My question, then, is why can’t my nostalgia, my tradition, begin in 2004 for Chelsea FC, when Jose Mourinho declared himself “The Special One,” his team conceded fifteen goals all year, and they walked to the title by being bullies, anti-heroes, villains? Why can’t my Osgood, be my first darlings, Frank Lampard and John Terry? In Drag Race, why can’t I yearn for the days of Santino Rice and his dog face? Or, why can’t I believe that Sharon Needles surmounted the pinnacle of drag when she strutted onto the stage as a post-apocalyptic zombie, then a few weeks later called Phi Phi O’Hara a “tired ass show-girl?”

party city.gif

But, that was my childhood and I don’t yearn for that time, that life. I don’t want to be a perpetual child, strapped down, eye lids held open, watching highlights from the mid-aughts or the early 2010’s. I’m too tired for that, too consumed by my own ironic disposition, too nihilistic in an artistic sense and hopeful in a political one.
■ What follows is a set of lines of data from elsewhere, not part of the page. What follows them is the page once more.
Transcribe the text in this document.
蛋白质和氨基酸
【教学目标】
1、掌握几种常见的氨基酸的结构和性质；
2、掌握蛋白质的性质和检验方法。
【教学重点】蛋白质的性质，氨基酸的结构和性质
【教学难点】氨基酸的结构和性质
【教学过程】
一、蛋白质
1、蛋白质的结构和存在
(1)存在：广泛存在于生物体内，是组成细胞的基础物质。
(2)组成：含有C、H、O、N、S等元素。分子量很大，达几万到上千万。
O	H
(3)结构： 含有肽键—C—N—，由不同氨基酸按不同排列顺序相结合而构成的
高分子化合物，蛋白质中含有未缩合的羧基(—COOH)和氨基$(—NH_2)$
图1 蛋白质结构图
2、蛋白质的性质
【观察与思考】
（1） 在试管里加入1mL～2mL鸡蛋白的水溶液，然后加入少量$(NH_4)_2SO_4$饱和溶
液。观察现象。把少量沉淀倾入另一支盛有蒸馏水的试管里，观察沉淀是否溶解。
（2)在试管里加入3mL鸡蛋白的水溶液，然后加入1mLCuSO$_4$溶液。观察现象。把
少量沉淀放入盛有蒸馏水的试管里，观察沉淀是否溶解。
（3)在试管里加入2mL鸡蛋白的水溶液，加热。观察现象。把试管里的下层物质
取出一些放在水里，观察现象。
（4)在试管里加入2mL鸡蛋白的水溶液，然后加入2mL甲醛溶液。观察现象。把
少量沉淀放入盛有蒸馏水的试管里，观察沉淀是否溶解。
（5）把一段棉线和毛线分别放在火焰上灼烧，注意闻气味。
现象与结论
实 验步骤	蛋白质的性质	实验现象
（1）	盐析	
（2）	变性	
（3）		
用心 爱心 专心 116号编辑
Joan Didion, when writing about the women’s movement in The White Album suggests that the movement reflected a desire not to interrogate the world of men, not actually to engage with it, but instead, sought to retreat backwards into childhood, into the lives women had before the domestic sphere became consumptive. I see similar desires creep up in my own opinions about art and life, and I want to fight them, I actually want to interrogate the world around me, really attempt to reckon with art and politics and culture, in the present, situated in history. I don’t want to become the scold in twenty years bemoaning whatever style of football Chelsea play or the drag looks queens turn, though, I may. I certainly like to complain. This leaves me then in a tough spot, consumed by my dual desires to be correct and to enjoy good art. I have never learned how to reconcile those two desires of mine and I may never. For now, I think I’ll stay in the present. 

*the original post said “six gay men” but there are only five in Queer Eye. I’ve never seen the show. Sue me.